A doutrina trabalhista contemporânea critica o
acontratualismo, sustentando que deve ser ampliada a noção de contrato, no
sentido de que basta o acordo de vontades para haver contratualidade, sendo
desnecessário que o conteúdo do ajuste seja integralmente determinado pela
vontade livre das partes. Assinale-se que tal posicionamento da doutrina
trabalhista diverge do já mencionado entendimento da doutrina administrativista
majoritária, para a qual nem todo acordo de vontades tem natureza contratual,
sendo necessário, para que esta se verifique, que o conteúdo da relação seja
também determinado pelo consentimento. Percebe-se que os administrativistas
ainda utilizam os mesmos argumentos expendidos pela tese acontratualista, a
qual já se encontra superada no âmbito trabalhista. Neste, não se nega, hoje, a
natureza contratual do vínculo empregado-empregador, porquanto o simples
consentimento em se submeter a dado trabalho é, precisamente, o que diferencia
o trabalho livre do trabalho escravo, tal como alerta VILHENA (1999, p. 199).
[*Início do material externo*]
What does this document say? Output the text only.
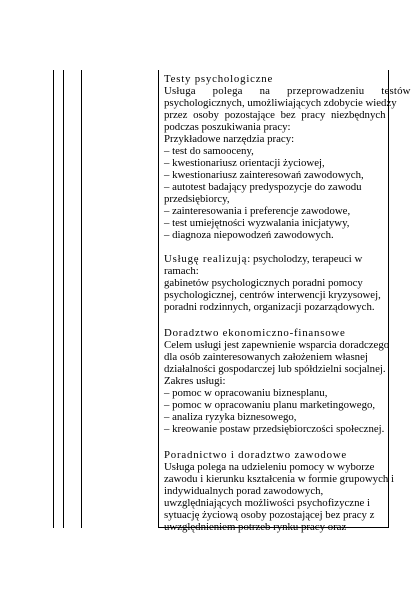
Testy psychologiczne
Usługa polega na przeprowadzeniu testów
psychologicznych, umożliwiających zdobycie wiedzy
przez osoby pozostające bez pracy niezbędnych
podczas poszukiwania pracy:
Przykładowe narzędzia pracy:
– test do samooceny,
– kwestionariusz orientacji życiowej,
– kwestionariusz zainteresowań zawodowych,
– autotest badający predyspozycje do zawodu
przedsiębiorcy,
– zainteresowania i preferencje zawodowe,
– test umiejętności wyzwalania inicjatywy,
– diagnoza niepowodzeń zawodowych.
Usługę realizują: psycholodzy, terapeuci w
ramach:
gabinetów psychologicznych poradni pomocy
psychologicznej, centrów interwencji kryzysowej,
poradni rodzinnych, organizacji pozarządowych.
Doradztwo ekonomiczno-finansowe
Celem usługi jest zapewnienie wsparcia doradczego
dla osób zainteresowanych założeniem własnej
działalności gospodarczej lub spółdzielni socjalnej.
Zakres usługi:
– pomoc w opracowaniu biznesplanu,
– pomoc w opracowaniu planu marketingowego,
– analiza ryzyka biznesowego,
– kreowanie postaw przedsiębiorczości społecznej.
Poradnictwo i doradztwo zawodowe
Usługa polega na udzieleniu pomocy w wyborze
zawodu i kierunku kształcenia w formie grupowych i
indywidualnych porad zawodowych,
uwzględniających możliwości psychofizyczne i
sytuację życiową osoby pozostającej bez pracy z
uwzględnieniem potrzeb rynku pracy oraz
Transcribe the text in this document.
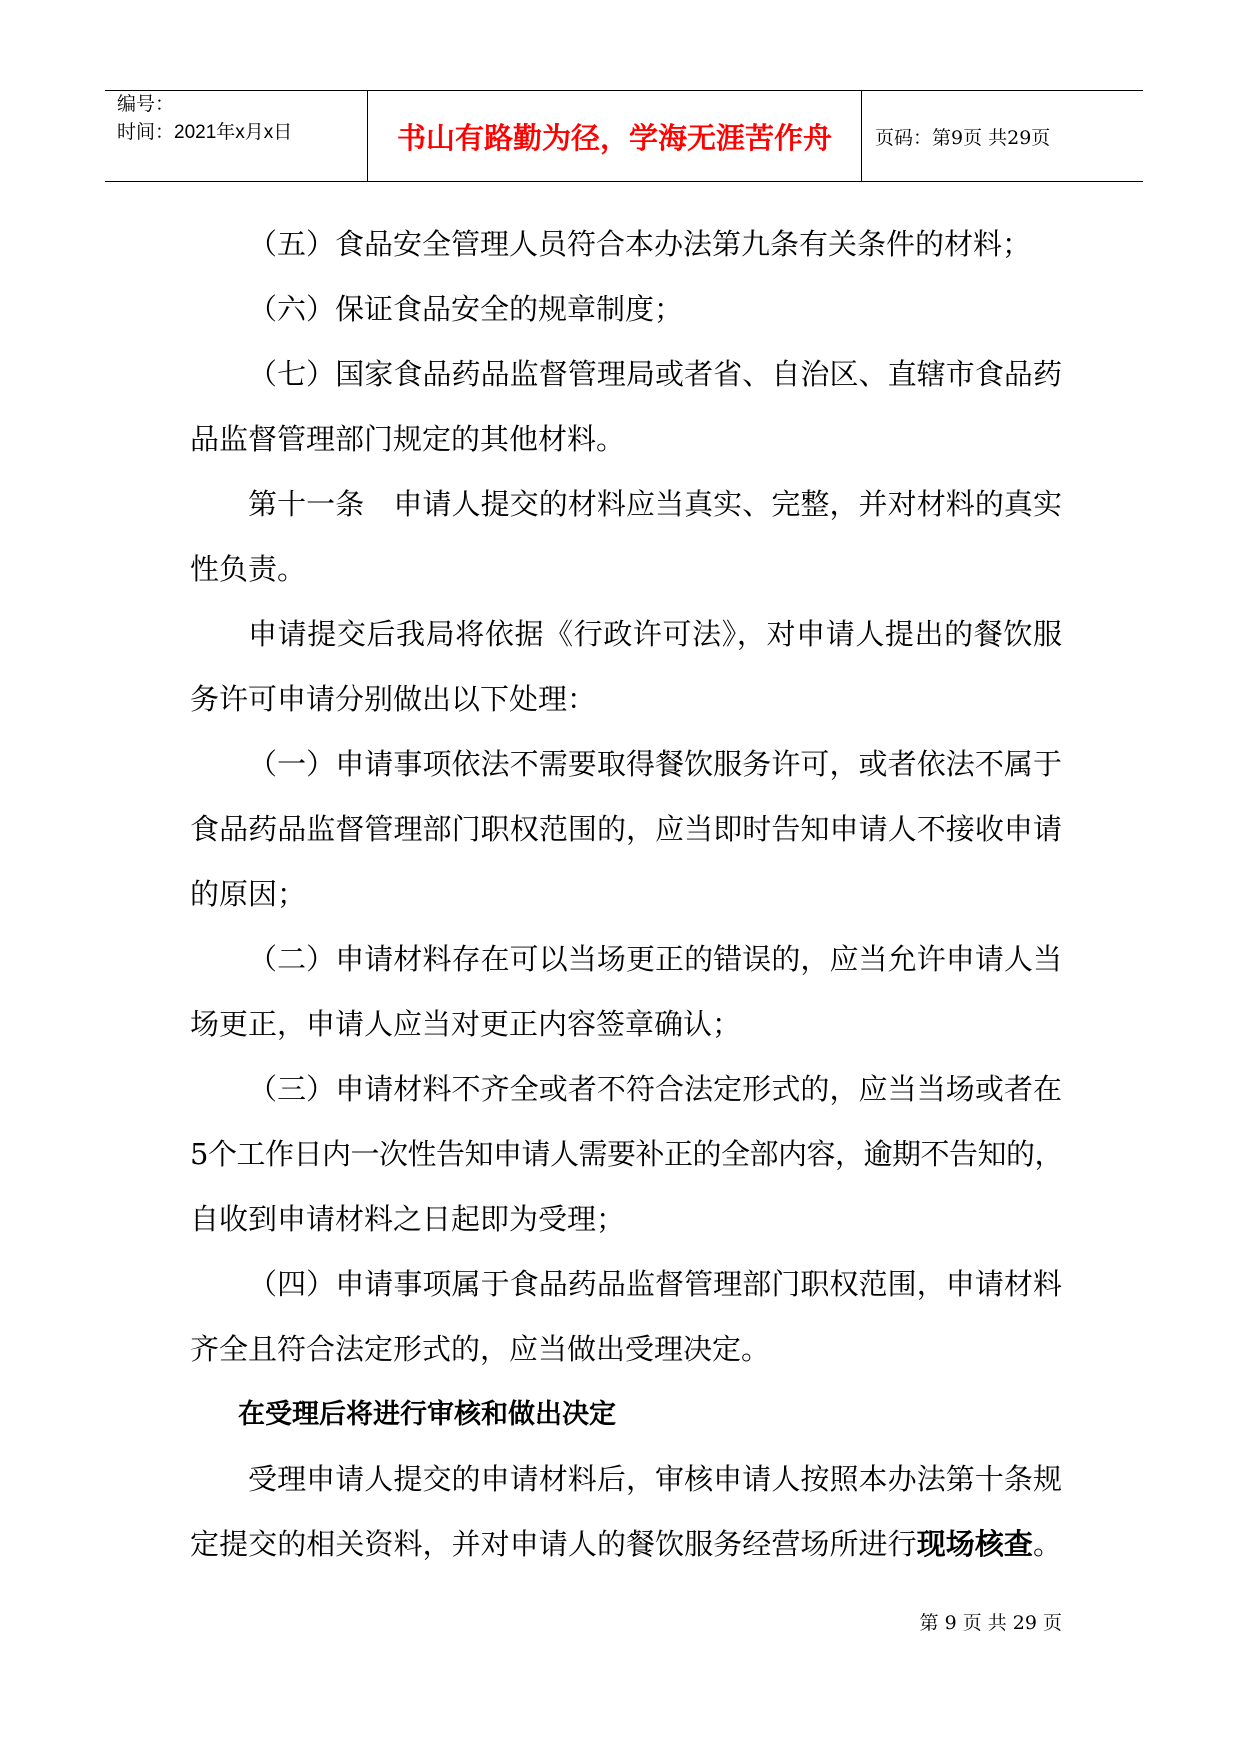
编号：
时间：2021年x月x日	书山有路勤为径，学海无涯苦作舟 页码：第9页 共29页
（五）食品安全管理人员符合本办法第九条有关条件的材料；
（六）保证食品安全的规章制度；
（七）国家食品药品监督管理局或者省、自治区、直辖市食品药
品监督管理部门规定的其他材料。
第十一条　申请人提交的材料应当真实、完整，并对材料的真实
性负责。
申请提交后我局将依据《行政许可法》，对申请人提出的餐饮服
务许可申请分别做出以下处理：
（一）申请事项依法不需要取得餐饮服务许可，或者依法不属于
食品药品监督管理部门职权范围的，应当即时告知申请人不接收申请
的原因；
（二）申请材料存在可以当场更正的错误的，应当允许申请人当
场更正，申请人应当对更正内容签章确认；
（三）申请材料不齐全或者不符合法定形式的，应当当场或者在
5个工作日内一次性告知申请人需要补正的全部内容，逾期不告知的，
自收到申请材料之日起即为受理；
（四）申请事项属于食品药品监督管理部门职权范围，申请材料
齐全且符合法定形式的，应当做出受理决定。
在受理后将进行审核和做出决定
受理申请人提交的申请材料后，审核申请人按照本办法第十条规
定提交的相关资料，并对申请人的餐饮服务经营场所进行现场核查。
第 9 页 共 29 页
Considerando-se que ambos os vínculos (servidor-Estado e empregado-empregador)
são espécies do gênero relação de trabalho livre (por consistirem, igualmente,
em espécies de prestação de trabalho subordinado, mas não escravo), há que se
reputar determinante, em ambos, o viés contratual. (6)
2.3.Crítica ao modelo unilateral estatutário
A teoria estatutária tem raízes na dogmática
administrativa do liberalismo, marcada pelo unilateralismo, bem como nas
teorias orgânica e da impermeabilidade. Da concepção de que o Estado é composto
por órgãos, formando um único corpo, decorre a teoria da impermeabilidade,
segundo a qual, como não há pluralidade de sujeitos no âmbito interno do
Estado, também não há relação jurídica neste âmbito. A compreensão do agente
como parte por meio da qual o Estado é "presentado" criou a confusão
entre ambos, o todo (Estado) e a parte (agente), impossibilitando a distinção
da figura do primeiro (Estado) como tomador de serviços em face do segundo
(agente). Reputou-se, portanto, que ambos não teriam interesses divergentes e
diluiu-se a subjetividade do agente no interior do aparelho administrativo
estatal, o que serviu para justificar uma disciplina da relação de função
pública que desconsiderava a prestação de trabalho subordinado enquanto fim a
ser tutelado. Tomava-se o agente não como sujeito de direito em face do Estado,
mas como objeto cuja atividade era regrada em função do interesse público. A supremacia
deste é argüida, pois, pela teoria estatutária para apartar o regramento do
vínculo servidor-Estado da tutela de interesses privados (dos servidores),
tidos como inconciliáveis com os fins públicos. A prestação de trabalho para o
Estado é tida como simples meio de consecução do interesse público e não como
fim a ser tutelado.
Divergindo de tal argumento, NETTO (2003, p. 137)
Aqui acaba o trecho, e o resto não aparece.